The sources of the law we are considering are multilateral treaties between states of the whole world and customary legal norms that have been established in international law.

Among the multilateral treaties, we note the following concluded documents:

  • International Convention on Civil Liability for Oil Pollution Damage, 1969,
  • International Convention for the Prevention of Pollution from Ships, 1973,
  • Convention on the Conservation of Antarctic Marine Living Resources 1980
  • Vienna Convention for the Protection of the Ozone Layer 1985

To the usual legal norms of international law relating to nature protection, we refer, as an example, bilateral agreements between the Russian Federation and Belarus concluded in 1993 and 1994.

International organizations that are engaged in the protection and conservation of the environment include such political and public associations as the UN (United Nations), the Intergovernmental Maritime Consultative Organization (IMCO).

The UN, in particular, is engaged in activities related to climate change in the modern world and the search for ways to solve this problem. Also, the UN deals with the problems of pollution of the surrounding world, as well as the Intergovernmental Maritime Consultative Organization (IMCO) mentioned by us.

As for international conferences, their work can also have a positive impact on the problems of protection and restoration of the natural environment. We note here such earlier international conferences in Brazil in 1992 and a conference in Switzerland in 1993, which brought together European countries that sent their ministers there.

Protection of the World Ocean

In order to protect the World Ocean as one of the most important natural spheres on planet Earth and one of the most important sources of biological and mineral sources, the issue of developing a mechanism for protecting the ocean biosphere has become extremely important.

In particular, in 1992 the Convention on Biological Diversity was adopted. The main purpose of this document was the conservation and reasonable use of the biological diversity of the surrounding world.

Remark 2

At the same time, biological diversity is understood as the totality of living organisms living in all spheres of wildlife.

In order to preserve such diversity, and hence the necessary resources for the development, existence and survival of mankind itself, states adopt various international agreements designed to preserve and strengthen the biosphere of the entire planet Earth.

Protection of international rivers

One of the main legal international sources that concerns the protection and protection of rivers that are international is the following document. This is the Convention on the Protection and Use of Transboundary Watercourses and International Lakes, adopted in 1992.

Thus, according to this document, the countries that have signed this international document undertake to comply with the following requirements. Namely:

States must take all appropriate measures to prevent pollution of rivers or at least reduce the negative impact on river waters.

Take actions that promote both the wise use of water resources and the gradual restoration of the ecosystem of rivers, as appropriate.

Protection of the North and South Pole regions

The North Pole, the Arctic and the South Pole, Antarctica are among the important reserve sources of resources and minerals for the entire human community.

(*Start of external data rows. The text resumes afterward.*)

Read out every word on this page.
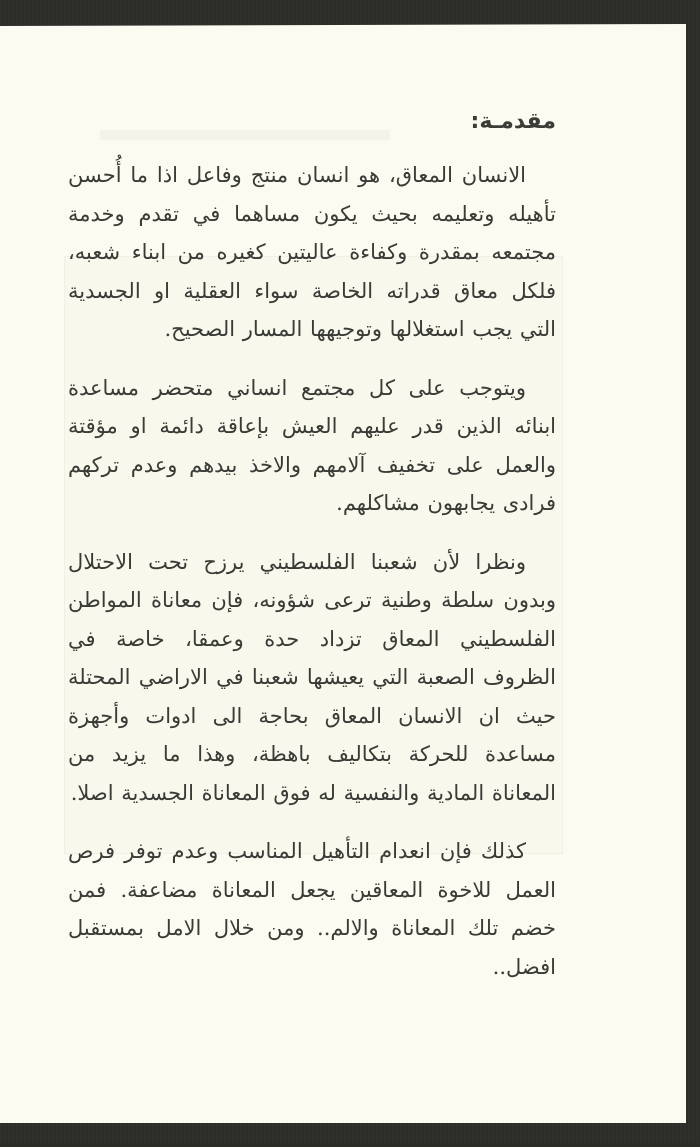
مقدمـة:

الانسان المعاق، هو انسان منتج وفاعل اذا ما أُحسن تأهيله وتعليمه بحيث يكون مساهما في تقدم وخدمة مجتمعه بمقدرة وكفاءة عاليتين كغيره من ابناء شعبه، فلكل معاق قدراته الخاصة سواء العقلية او الجسدية التي يجب استغلالها وتوجيهها المسار الصحيح.

ويتوجب على كل مجتمع انساني متحضر مساعدة ابنائه الذين قدر عليهم العيش بإعاقة دائمة او مؤقتة والعمل على تخفيف آلامهم والاخذ بيدهم وعدم تركهم فرادى يجابهون مشاكلهم.

ونظرا لأن شعبنا الفلسطيني يرزح تحت الاحتلال وبدون سلطة وطنية ترعى شؤونه، فإن معاناة المواطن الفلسطيني المعاق تزداد حدة وعمقا، خاصة في الظروف الصعبة التي يعيشها شعبنا في الاراضي المحتلة حيث ان الانسان المعاق بحاجة الى ادوات وأجهزة مساعدة للحركة بتكاليف باهظة، وهذا ما يزيد من المعاناة المادية والنفسية له فوق المعاناة الجسدية اصلا.

كذلك فإن انعدام التأهيل المناسب وعدم توفر فرص العمل للاخوة المعاقين يجعل المعاناة مضاعفة. فمن خضم تلك المعاناة والالم.. ومن خلال الامل بمستقبل افضل..
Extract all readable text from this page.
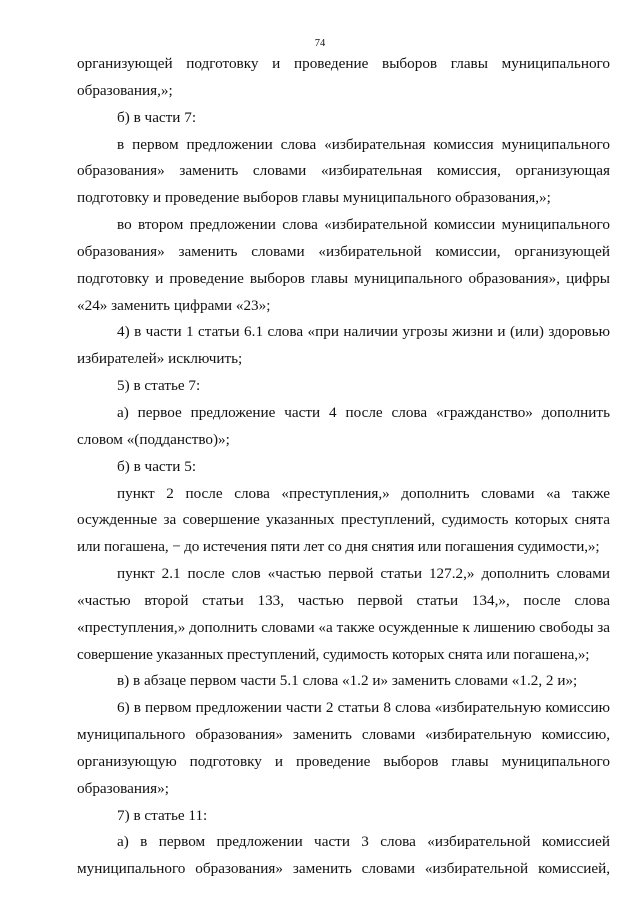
74

организующей подготовку и проведение выборов главы муниципального
образования,»;

б) в части 7:

в первом предложении слова «избирательная комиссия муниципального
образования» заменить словами «избирательная комиссия, организующая
подготовку и проведение выборов главы муниципального образования,»;

во втором предложении слова «избирательной комиссии муниципального
образования» заменить словами «избирательной комиссии, организующей
подготовку и проведение выборов главы муниципального образования», цифры
«24» заменить цифрами «23»;

4) в части 1 статьи 6.1 слова «при наличии угрозы жизни и (или) здоровью
избирателей» исключить;

5) в статье 7:

а) первое предложение части 4 после слова «гражданство» дополнить
словом «(подданство)»;

б) в части 5:

пункт 2 после слова «преступления,» дополнить словами «а также
осужденные за совершение указанных преступлений, судимость которых снята
или погашена, − до истечения пяти лет со дня снятия или погашения судимости,»;

пункт 2.1 после слов «частью первой статьи 127.2,» дополнить словами
«частью второй статьи 133, частью первой статьи 134,», после слова
«преступления,» дополнить словами «а также осужденные к лишению свободы за
совершение указанных преступлений, судимость которых снята или погашена,»;

в) в абзаце первом части 5.1 слова «1.2 и» заменить словами «1.2, 2 и»;

6) в первом предложении части 2 статьи 8 слова «избирательную комиссию
муниципального образования» заменить словами «избирательную комиссию,
организующую подготовку и проведение выборов главы муниципального
образования»;

7) в статье 11:

а) в первом предложении части 3 слова «избирательной комиссией
муниципального образования» заменить словами «избирательной комиссией,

In order to protect and protect the ecosystem of these regions, the following actions have been taken. So, for the protection and coordination of actions related to the North Pole, the Arctic Council was created in 1996, which included countries with possessions in the Arctic zone. This Council also includes Russia.

To protect and manage the southern mainland, Antarctica, relevant international legal norms have also been created. One of these documents, namely the Protocol on Environmental Protection to the Antarctic Treaty, adopted in 1991, spoke about the protection and responsibility of states to protect and preserve a unique ecosystem. This document was also signed by the Russian Federation.